Simpson suggested that further upside may materialize if economic conditions deteriorate. “Two Fed rate cuts are penciled in for 2026, with a faster U.S. jobs slowdown and a shift to a more dovish Fed likely to add further upside to gold,” he said.
Monday’s precious metals rally extended well beyond gold and silver. Platinum jumped 4.3% to $2,058.35, reaching its highest level in more than 17 years, while palladium climbed 4.1% to $1,784.00, a near three-year high.
The gains in platinum group metals reflect both investment demand and supply concerns, particularly as automotive manufacturers continue to require the metals for catalytic converters despite the gradual shift toward electric vehicles. Industrial demand for platinum in hydrogen fuel cells has also provided a new source of support.

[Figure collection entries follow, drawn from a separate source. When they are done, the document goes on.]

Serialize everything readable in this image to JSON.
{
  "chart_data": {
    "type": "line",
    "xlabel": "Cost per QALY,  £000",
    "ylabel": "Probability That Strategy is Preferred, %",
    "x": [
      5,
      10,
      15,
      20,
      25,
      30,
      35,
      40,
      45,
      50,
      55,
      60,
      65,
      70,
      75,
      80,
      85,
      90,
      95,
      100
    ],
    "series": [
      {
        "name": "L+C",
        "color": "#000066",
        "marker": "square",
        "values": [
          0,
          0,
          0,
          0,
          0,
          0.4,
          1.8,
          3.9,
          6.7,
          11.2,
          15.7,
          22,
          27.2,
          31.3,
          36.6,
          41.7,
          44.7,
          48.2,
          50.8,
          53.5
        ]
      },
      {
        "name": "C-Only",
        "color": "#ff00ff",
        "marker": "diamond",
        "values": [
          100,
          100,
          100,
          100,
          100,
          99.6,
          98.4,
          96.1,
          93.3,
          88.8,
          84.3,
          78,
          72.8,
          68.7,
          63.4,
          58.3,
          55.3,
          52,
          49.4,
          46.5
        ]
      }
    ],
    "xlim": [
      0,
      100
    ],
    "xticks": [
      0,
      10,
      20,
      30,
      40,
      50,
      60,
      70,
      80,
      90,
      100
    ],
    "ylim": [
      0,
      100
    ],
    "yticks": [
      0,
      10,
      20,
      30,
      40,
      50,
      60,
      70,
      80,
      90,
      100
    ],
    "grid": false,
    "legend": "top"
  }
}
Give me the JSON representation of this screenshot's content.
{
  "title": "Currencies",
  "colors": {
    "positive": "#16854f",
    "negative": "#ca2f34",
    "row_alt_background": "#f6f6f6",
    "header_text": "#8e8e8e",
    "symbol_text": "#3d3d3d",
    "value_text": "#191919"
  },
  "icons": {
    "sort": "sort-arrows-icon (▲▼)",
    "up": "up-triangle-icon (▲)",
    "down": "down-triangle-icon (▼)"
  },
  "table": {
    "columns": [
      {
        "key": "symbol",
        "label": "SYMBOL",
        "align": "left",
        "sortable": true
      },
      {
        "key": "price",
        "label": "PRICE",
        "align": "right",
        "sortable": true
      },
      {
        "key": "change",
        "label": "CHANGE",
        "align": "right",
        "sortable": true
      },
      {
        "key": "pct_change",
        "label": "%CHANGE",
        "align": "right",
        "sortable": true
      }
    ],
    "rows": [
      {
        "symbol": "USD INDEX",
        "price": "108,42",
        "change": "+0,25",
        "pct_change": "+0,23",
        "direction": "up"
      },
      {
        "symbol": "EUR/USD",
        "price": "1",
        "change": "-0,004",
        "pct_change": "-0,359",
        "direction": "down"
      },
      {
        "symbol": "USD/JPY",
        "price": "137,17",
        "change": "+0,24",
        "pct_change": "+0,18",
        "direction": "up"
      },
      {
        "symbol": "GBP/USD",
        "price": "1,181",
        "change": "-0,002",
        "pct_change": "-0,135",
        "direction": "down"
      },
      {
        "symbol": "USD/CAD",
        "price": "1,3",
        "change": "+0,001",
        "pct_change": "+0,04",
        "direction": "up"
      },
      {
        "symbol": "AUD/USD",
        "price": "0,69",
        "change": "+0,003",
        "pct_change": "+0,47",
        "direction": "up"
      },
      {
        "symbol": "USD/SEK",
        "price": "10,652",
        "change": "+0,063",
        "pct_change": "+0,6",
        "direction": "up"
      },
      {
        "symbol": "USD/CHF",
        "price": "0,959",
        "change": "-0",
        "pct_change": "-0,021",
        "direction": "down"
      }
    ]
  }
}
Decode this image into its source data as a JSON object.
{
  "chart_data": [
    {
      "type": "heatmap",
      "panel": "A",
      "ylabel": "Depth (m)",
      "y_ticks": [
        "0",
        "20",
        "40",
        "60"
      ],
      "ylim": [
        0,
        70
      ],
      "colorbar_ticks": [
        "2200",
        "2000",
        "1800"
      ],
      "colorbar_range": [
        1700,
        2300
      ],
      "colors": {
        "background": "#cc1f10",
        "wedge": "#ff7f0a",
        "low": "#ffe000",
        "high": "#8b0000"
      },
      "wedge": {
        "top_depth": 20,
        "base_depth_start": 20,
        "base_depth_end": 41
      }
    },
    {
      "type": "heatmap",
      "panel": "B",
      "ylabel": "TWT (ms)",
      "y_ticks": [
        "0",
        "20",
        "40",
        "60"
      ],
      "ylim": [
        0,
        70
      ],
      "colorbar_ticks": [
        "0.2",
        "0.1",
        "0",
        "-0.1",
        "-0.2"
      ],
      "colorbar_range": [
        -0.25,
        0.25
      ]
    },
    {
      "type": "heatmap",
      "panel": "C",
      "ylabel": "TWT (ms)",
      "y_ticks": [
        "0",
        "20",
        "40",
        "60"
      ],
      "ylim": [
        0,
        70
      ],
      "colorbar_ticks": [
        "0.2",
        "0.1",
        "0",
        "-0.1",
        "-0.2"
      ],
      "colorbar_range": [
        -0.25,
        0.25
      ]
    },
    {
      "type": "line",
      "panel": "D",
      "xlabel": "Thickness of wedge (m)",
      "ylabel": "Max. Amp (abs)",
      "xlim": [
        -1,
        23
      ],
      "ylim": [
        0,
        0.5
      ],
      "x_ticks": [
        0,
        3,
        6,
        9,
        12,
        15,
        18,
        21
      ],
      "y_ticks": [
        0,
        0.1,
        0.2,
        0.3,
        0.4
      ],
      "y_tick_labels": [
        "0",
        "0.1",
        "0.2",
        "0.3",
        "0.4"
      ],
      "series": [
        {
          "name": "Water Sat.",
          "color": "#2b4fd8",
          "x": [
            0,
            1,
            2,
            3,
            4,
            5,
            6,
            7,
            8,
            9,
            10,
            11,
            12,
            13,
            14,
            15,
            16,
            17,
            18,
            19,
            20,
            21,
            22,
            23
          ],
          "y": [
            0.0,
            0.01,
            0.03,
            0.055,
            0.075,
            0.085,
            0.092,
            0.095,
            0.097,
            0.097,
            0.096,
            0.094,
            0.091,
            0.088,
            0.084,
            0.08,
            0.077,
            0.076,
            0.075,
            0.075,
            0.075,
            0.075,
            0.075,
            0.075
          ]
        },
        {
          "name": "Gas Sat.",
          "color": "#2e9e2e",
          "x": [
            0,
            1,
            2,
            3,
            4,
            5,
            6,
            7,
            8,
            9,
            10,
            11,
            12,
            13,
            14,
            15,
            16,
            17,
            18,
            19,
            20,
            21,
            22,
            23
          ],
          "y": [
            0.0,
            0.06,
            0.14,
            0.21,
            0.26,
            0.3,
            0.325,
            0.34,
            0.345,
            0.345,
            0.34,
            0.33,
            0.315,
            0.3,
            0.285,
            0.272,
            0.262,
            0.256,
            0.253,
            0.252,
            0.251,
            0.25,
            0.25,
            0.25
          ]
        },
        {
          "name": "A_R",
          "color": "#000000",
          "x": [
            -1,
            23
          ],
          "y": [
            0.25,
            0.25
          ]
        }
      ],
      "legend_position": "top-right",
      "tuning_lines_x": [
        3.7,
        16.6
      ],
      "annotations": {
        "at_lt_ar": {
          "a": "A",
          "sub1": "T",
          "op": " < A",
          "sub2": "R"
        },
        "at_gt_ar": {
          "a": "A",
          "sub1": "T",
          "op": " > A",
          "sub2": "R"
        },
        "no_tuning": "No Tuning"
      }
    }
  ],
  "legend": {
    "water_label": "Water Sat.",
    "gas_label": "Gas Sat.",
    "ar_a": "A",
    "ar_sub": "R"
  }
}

As trading volumes thin ahead of the year-end holidays, market participants will be watching closely to see whether the extraordinary momentum in precious metals can be sustained or whether profit-taking will trigger a pullback from these lofty levels. For now, though, the bulls remain firmly in control of a market that has defied skeptics throughout an unprecedented year of gains.
WHAT YOU SHOULD KNOW
Gold shattered the $4,400-per-ounce barrier for the first time, capping an extraordinary 67% annual surge—its best performance since 1979. The rally is driven by three key forces: expectations of U.S. interest rate cuts that make non-yielding assets more attractive, heightened geopolitical uncertainty fueling safe-haven demand, and a weaker dollar.
Silver has outpaced gold with a staggering 138% yearly gain. However, with gold already up 4% in December, analysts warn that profit-taking could emerge as the year ends and trading volumes thin out.